Fur-traders in Cypress Hills would bring the grizzly pelts until the late 1800s, when the bear seemingly vanished. It wouldn't be until the 1960s when another sighting of the bear occurred from a helicopter. This was likely one of the last plains grizzly as soon, logging operations would bore deep into the forests, bringing people ever closer to the giant bear. A few trappers described experiences with large, persistent bears that were surely not black bears until the late 1960's, then the stories ended.


So what became of the Plains Grizzly? In addition to over-hunting, the bear likely was thinned out and forced to evade humans, reducing it's chances of finding a mate and thus, ending bloodlines in remote pockets of the province. There was also a lot less food available in the late 1800's when the Great Plains Bison also went essentially extinct, beaver populations were low, and even deer and Pronhorned antelope were struggling to survive. It wouldn't be until regulated hunting and trapping helped to stabilize animal populations that this massive bear could have managed to hold a high population, but by that time it was too late.


But if you've ever snowmobiled by Cougar Canyon, or hiked the porcupine hills, you can't help but imagine how easy a massive bear could exist just behind the next pine stand.

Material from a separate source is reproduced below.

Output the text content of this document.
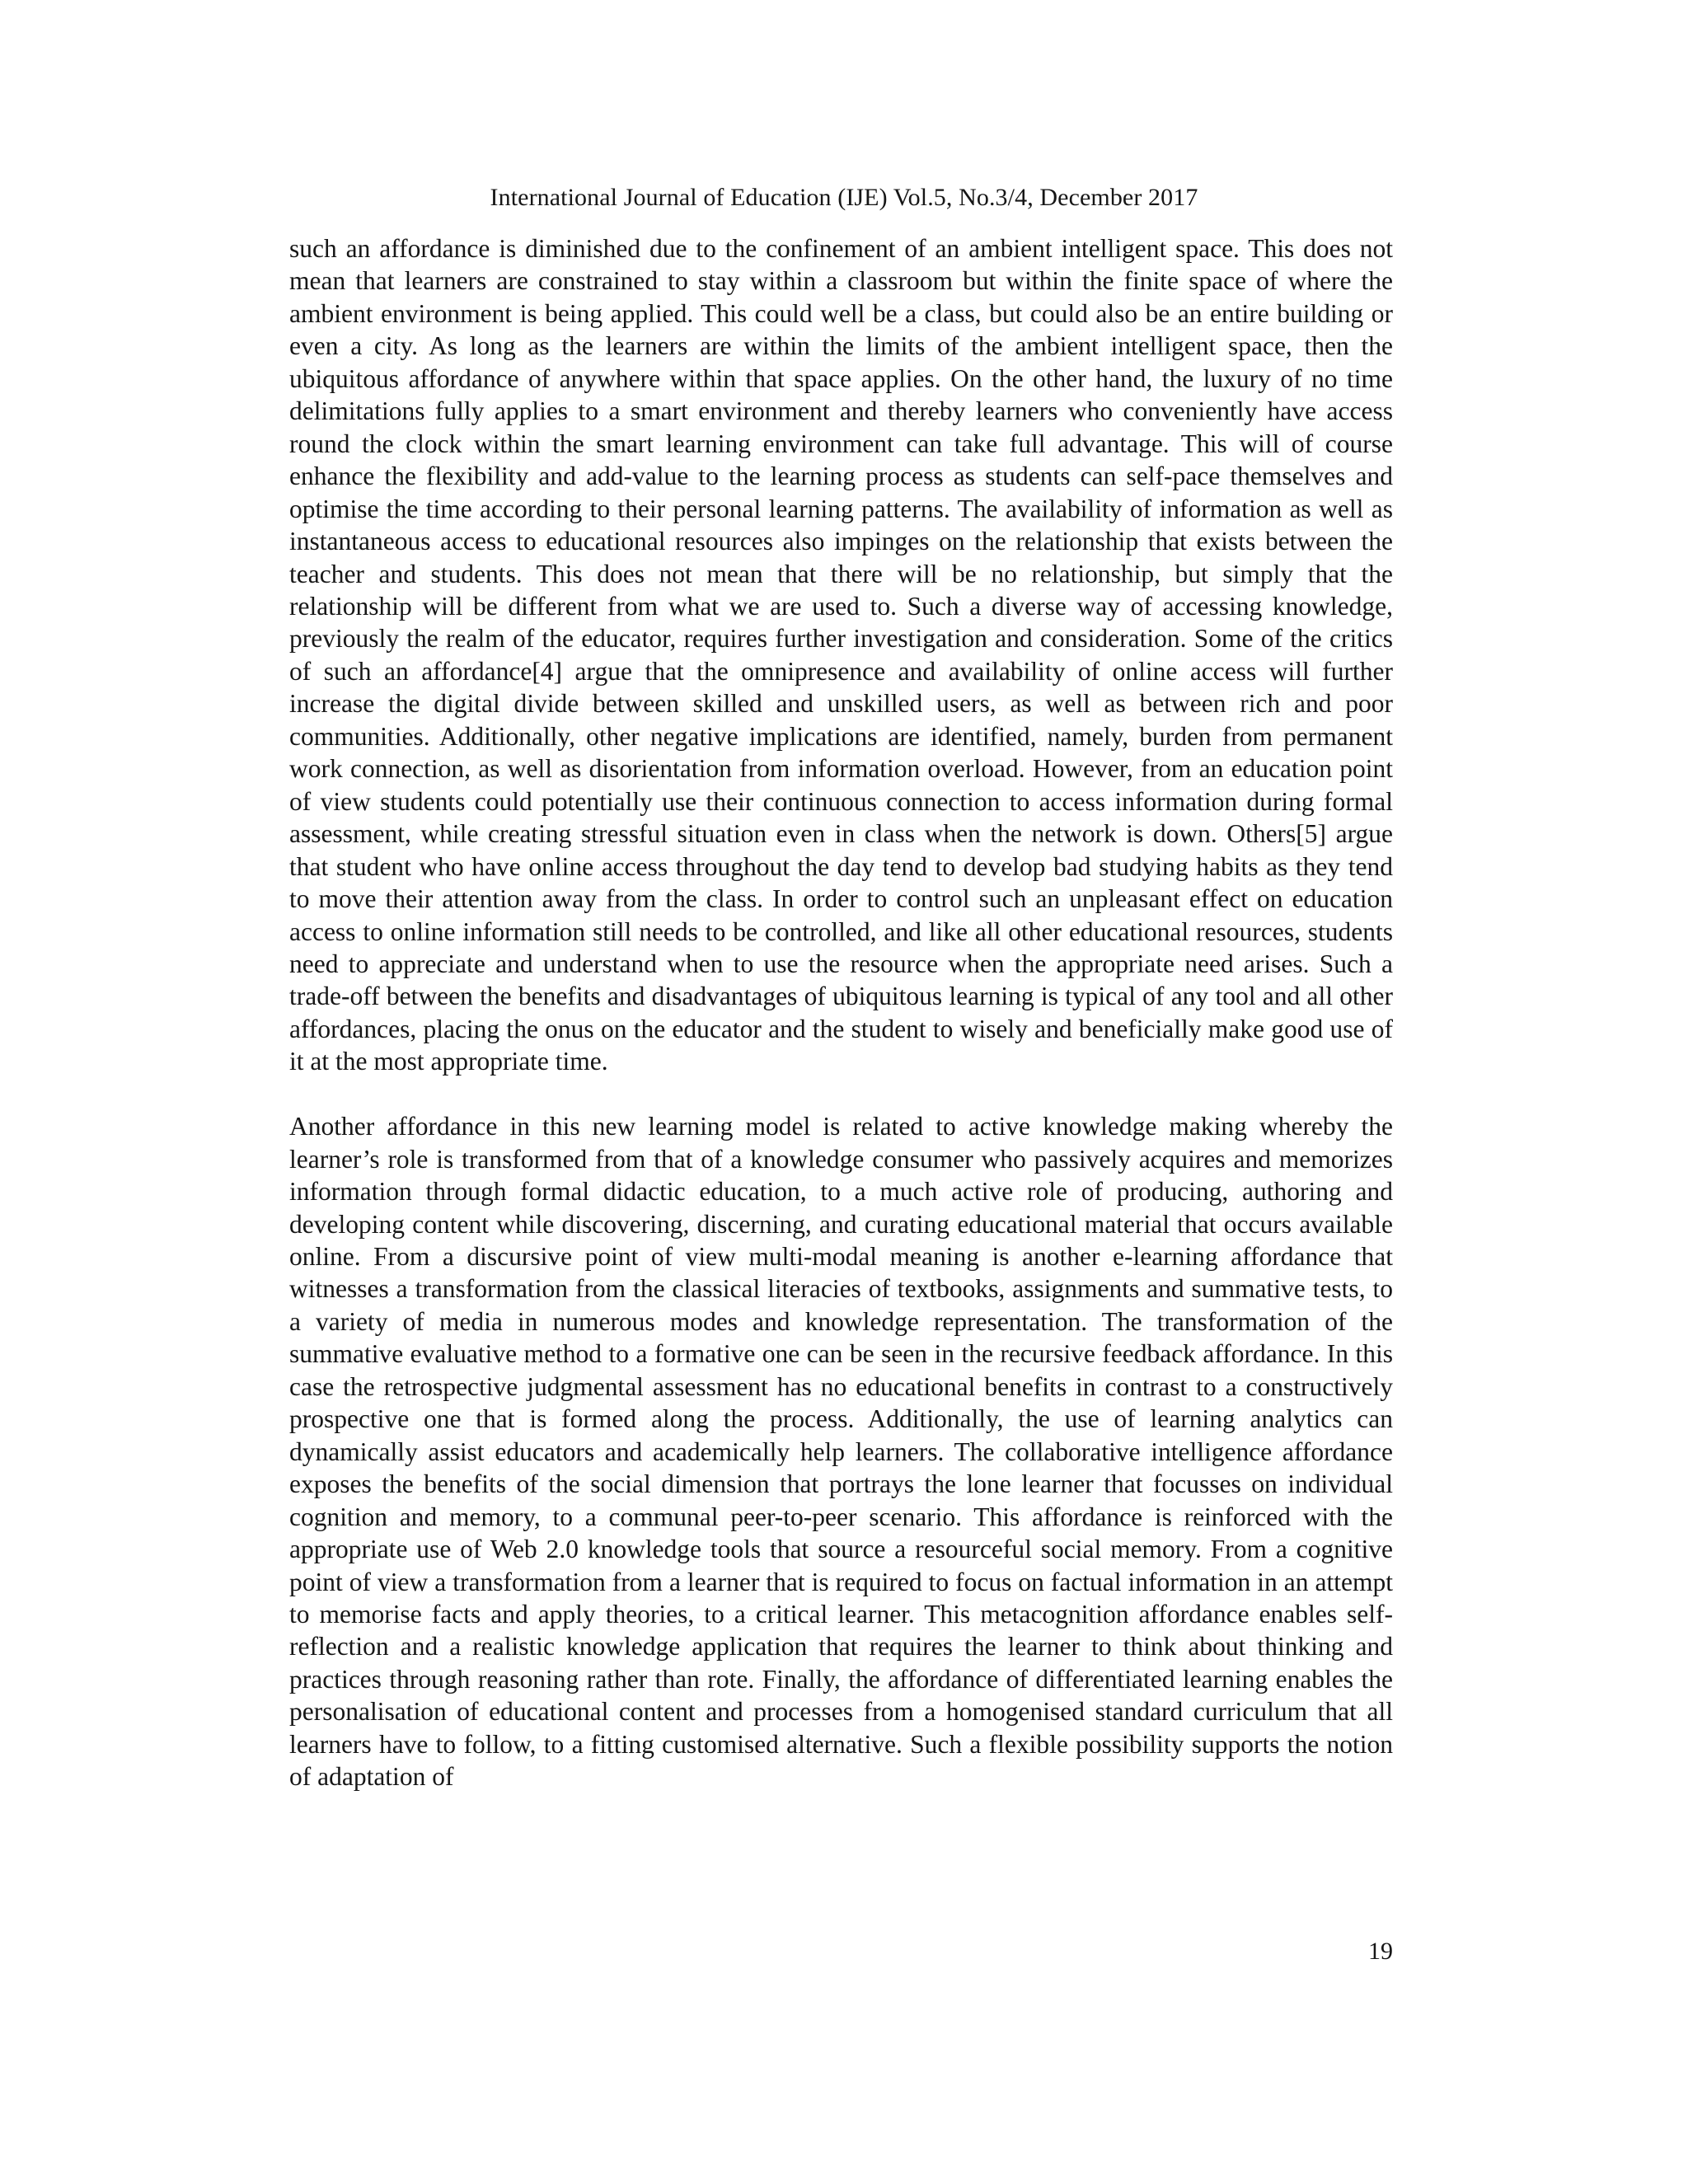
International Journal of Education (IJE) Vol.5, No.3/4, December 2017

such an affordance is diminished due to the confinement of an ambient intelligent space. This does not mean that learners are constrained to stay within a classroom but within the finite space of where the ambient environment is being applied. This could well be a class, but could also be an entire building or even a city. As long as the learners are within the limits of the ambient intelligent space, then the ubiquitous affordance of anywhere within that space applies. On the other hand, the luxury of no time delimitations fully applies to a smart environment and thereby learners who conveniently have access round the clock within the smart learning environment can take full advantage. This will of course enhance the flexibility and add-value to the learning process as students can self-pace themselves and optimise the time according to their personal learning patterns. The availability of information as well as instantaneous access to educational resources also impinges on the relationship that exists between the teacher and students. This does not mean that there will be no relationship, but simply that the relationship will be different from what we are used to. Such a diverse way of accessing knowledge, previously the realm of the educator, requires further investigation and consideration. Some of the critics of such an affordance[4] argue that the omnipresence and availability of online access will further increase the digital divide between skilled and unskilled users, as well as between rich and poor communities. Additionally, other negative implications are identified, namely, burden from permanent work connection, as well as disorientation from information overload. However, from an education point of view students could potentially use their continuous connection to access information during formal assessment, while creating stressful situation even in class when the network is down. Others[5] argue that student who have online access throughout the day tend to develop bad studying habits as they tend to move their attention away from the class. In order to control such an unpleasant effect on education access to online information still needs to be controlled, and like all other educational resources, students need to appreciate and understand when to use the resource when the appropriate need arises. Such a trade-off between the benefits and disadvantages of ubiquitous learning is typical of any tool and all other affordances, placing the onus on the educator and the student to wisely and beneficially make good use of it at the most appropriate time.

Another affordance in this new learning model is related to active knowledge making whereby the learner’s role is transformed from that of a knowledge consumer who passively acquires and memorizes information through formal didactic education, to a much active role of producing, authoring and developing content while discovering, discerning, and curating educational material that occurs available online. From a discursive point of view multi-modal meaning is another e-learning affordance that witnesses a transformation from the classical literacies of textbooks, assignments and summative tests, to a variety of media in numerous modes and knowledge representation. The transformation of the summative evaluative method to a formative one can be seen in the recursive feedback affordance. In this case the retrospective judgmental assessment has no educational benefits in contrast to a constructively prospective one that is formed along the process. Additionally, the use of learning analytics can dynamically assist educators and academically help learners. The collaborative intelligence affordance exposes the benefits of the social dimension that portrays the lone learner that focusses on individual cognition and memory, to a communal peer-to-peer scenario. This affordance is reinforced with the appropriate use of Web 2.0 knowledge tools that source a resourceful social memory. From a cognitive point of view a transformation from a learner that is required to focus on factual information in an attempt to memorise facts and apply theories, to a critical learner. This metacognition affordance enables self-reflection and a realistic knowledge application that requires the learner to think about thinking and practices through reasoning rather than rote. Finally, the affordance of differentiated learning enables the personalisation of educational content and processes from a homogenised standard curriculum that all learners have to follow, to a fitting customised alternative. Such a flexible possibility supports the notion of adaptation of

19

If you want to read more on the plains grizzly, check out this great article. Another interesting note is that in 2017 in Northern Manitoba, a researcher captured an image of a Grizzly, and just a few years later another grizzly was found much further north. It's safe to assume they're still wandering Northern Saskatchewan somewhere if they're in these regions of Manitoba.


Conclusion

I should note that a lot of these accounts are based around modern hunting and trapping activities. This is not to say that hunting/trapping is the sole problem for these animals, but rather that these are times when most people are out and available to make these observations.


Although hunting surely has an effect on animal behaviour, their lives are more affected by changes in their habitat due to deforestation and agricultural practices. It's immensely important that all activities have an ecologically balanced approach, this way we'll see less negative impacts on animal populations while still being able to provide economically viable operation.


Lastly, I am by no means a scientist. I simply spend a lot of time with animals in the wild while hiking, fishing, hunting, camping, and just enjoying the outdoors, which lends to a lot of notable observations.


I hope you enjoyed this little thought session and I look forward to sharing more discoveries with you in the future!